Before departing to the States, Saunders took up a short-term offer from Tel Aviva Heat to get involved in their ambitious plans to bring professional rugby to Israel. Former Harlequins player Demetri Catrakilis is the club’s coach and Saunders’ close friend, Gabriel Ibitoye, another ex-Quins man, was over there.

Saunders joined them last month for three games, his first rugby of any kind since a Premiership appearance against Bristol in March 2020.

“It honestly reignited a lot of the love I had for the game,” says Saunders of the stint with Tel Aviv. “I didn’t realise it was the first professional game ever played in Israel which is quite a cool thing to say you were involved in. It was a huge confidence booster because I didn’t know if I’d be fit, able to pass, able to kick.”

There was some recent interest from a Premiership club but Saunders wasn’t tempted back in. He’s just looking forward to an adventure in Utah and playing rugby to enjoy it.

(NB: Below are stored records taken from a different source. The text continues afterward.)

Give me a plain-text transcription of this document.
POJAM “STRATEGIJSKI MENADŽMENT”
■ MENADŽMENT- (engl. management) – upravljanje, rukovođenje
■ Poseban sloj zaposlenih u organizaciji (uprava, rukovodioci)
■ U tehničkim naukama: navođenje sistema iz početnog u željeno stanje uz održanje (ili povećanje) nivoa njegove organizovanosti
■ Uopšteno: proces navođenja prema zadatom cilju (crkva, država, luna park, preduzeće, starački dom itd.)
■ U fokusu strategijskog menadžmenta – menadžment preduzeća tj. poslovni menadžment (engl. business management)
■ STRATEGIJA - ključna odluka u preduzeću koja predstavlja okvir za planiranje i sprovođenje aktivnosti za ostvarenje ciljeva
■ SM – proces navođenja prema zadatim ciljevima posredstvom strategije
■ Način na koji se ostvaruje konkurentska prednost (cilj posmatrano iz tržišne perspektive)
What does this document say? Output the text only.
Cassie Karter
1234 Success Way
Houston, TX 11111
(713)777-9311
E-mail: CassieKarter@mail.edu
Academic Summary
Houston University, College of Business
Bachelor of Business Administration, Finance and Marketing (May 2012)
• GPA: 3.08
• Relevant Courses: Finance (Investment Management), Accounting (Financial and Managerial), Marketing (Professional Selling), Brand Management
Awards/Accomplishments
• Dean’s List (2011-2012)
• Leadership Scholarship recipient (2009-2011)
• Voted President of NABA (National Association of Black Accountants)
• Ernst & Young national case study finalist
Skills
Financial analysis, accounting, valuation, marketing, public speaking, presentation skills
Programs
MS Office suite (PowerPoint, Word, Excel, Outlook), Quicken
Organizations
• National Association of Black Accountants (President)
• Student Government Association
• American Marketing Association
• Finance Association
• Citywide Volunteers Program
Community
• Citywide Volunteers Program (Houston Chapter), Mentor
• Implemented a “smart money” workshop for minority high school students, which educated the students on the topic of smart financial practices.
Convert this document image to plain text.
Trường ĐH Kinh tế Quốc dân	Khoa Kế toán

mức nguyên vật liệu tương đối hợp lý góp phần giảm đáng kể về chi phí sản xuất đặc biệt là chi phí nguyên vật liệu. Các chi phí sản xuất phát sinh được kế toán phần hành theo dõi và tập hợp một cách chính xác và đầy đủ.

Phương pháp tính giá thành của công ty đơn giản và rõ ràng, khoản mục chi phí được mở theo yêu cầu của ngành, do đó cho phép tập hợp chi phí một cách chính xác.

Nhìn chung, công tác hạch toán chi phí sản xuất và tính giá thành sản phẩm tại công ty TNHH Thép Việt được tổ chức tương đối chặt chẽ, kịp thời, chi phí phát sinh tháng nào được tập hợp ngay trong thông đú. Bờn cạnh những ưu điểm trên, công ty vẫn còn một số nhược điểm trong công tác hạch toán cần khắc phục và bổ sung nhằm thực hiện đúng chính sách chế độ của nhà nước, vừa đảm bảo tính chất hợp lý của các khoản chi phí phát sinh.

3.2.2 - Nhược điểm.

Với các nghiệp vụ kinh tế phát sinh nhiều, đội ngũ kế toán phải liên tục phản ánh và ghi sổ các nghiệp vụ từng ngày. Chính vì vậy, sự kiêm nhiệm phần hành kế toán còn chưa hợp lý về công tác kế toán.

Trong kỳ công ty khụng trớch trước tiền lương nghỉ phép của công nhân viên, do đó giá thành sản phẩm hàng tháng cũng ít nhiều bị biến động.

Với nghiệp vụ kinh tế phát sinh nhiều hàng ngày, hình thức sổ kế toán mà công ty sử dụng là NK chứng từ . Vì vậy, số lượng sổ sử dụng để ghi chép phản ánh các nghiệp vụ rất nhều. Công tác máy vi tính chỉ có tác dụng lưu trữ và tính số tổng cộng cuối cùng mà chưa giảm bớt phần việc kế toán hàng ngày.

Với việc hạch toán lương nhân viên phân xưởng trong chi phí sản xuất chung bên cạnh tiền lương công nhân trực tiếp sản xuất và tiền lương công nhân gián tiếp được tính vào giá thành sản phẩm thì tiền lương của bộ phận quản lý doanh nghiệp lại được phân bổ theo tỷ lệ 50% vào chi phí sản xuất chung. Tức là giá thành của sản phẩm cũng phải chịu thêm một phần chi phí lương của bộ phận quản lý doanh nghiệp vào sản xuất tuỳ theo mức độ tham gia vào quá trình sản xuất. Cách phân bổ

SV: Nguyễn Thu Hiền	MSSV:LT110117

His health is better than ever. Indeed, once he stopped playing, the blood disorder leveled out and he isn’t currently taking medication, with indications he is in remit. He’s got peace of mind knowing which drug works if things deteriorate again and his doctor is happy for Saunders to play again.

And so Saunders sets off for the US with his family’s love and support behind him.

“A big part of me playing rugby was to make my family proud,” says Saunders. “To turn my back on this pathway that had been set out for me, and which I had been happy to walk down, it was really tough.

“But my family understood that this was the right decision.

“There’s more to life – rugby is just a game, a sport. It’s not worth anything more than what you want to put into it.”